Er zitierte die Zeilen auf Latein, und Capa verstand sie offensichtlich nicht. Fidelma versuchte nicht zu lächeln, denn sie wußte, daß sich Aona damit über etwas lustig gemacht hatte, was sie für Capas Schwäche hielt - nämlich dessen Arroganz. Sie drehte sich um und gab Capa und seinen Männern zu verstehen, daß sie Platz nehmen und etwas zu Trinken bestellen sollten. Eadulf und sie gingen zum Feuer. Der Wirt brachte den drei Kriegern einen Krug mit rotbraunem Bier, das man leann nannte und das aus Roggen gebraut wurde, und ein paar irdene Trinkbecher. Gierig stürzten sie sich darauf. Fidelma winkte Aona zu sich hinüber.

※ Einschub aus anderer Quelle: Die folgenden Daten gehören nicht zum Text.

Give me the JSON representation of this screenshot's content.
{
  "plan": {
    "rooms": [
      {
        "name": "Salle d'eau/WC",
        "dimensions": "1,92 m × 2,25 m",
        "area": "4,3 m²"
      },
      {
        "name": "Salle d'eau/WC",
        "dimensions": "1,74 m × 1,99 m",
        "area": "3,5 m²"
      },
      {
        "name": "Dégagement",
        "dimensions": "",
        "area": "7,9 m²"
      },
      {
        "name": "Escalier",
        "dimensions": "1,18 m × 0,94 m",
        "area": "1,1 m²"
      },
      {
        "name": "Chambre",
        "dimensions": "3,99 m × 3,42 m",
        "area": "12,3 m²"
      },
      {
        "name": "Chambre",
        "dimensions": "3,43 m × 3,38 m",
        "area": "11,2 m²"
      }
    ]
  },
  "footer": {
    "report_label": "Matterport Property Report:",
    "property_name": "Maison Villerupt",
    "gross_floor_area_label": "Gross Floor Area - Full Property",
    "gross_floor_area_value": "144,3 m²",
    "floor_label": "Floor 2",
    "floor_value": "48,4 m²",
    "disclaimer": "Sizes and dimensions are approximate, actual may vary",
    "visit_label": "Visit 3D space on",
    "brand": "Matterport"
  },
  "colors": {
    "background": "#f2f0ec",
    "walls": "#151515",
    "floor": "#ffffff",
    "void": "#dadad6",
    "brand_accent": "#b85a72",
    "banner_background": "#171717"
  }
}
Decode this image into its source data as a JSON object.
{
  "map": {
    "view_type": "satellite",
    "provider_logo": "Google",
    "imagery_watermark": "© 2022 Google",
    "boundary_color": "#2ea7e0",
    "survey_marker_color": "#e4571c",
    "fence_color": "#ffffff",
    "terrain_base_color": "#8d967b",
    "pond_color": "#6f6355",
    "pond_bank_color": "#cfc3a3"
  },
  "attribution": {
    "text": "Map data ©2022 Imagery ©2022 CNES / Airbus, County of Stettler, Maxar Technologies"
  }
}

»Ehe wir von deiner Suppe und deinem berühmten corma kosten, sag uns bitte, ob du an diesem Weg etwas Ungewöhnliches bemerkt hast. Du mußt wissen, daß ...«

Aona unterbrach sie mit einem Kopfschütteln.

»Du brauchst mir nichts zu erklären, Lady. Ich habe von eurem Unglück gehört. Wenn es etwas gibt, was ich tun kann, stehe ich gern zur Verfügung. Es sind nur wenige Reisende die Straße von Cashel entlanggekommen.«

Fidelma blickte ihn dankbar an.

»Wir versuchen, irgendeinen Anhaltspunkt zu finden«, erklärte sie. »Irgendeinen Hinweis auf den Aufenthaltsort meines Kindes. Ich möchte ein paar Pilger befragen, die hier vorbeigekommen sein müssen.«

Aona strich sich mit der Hand das Haar nach hinten.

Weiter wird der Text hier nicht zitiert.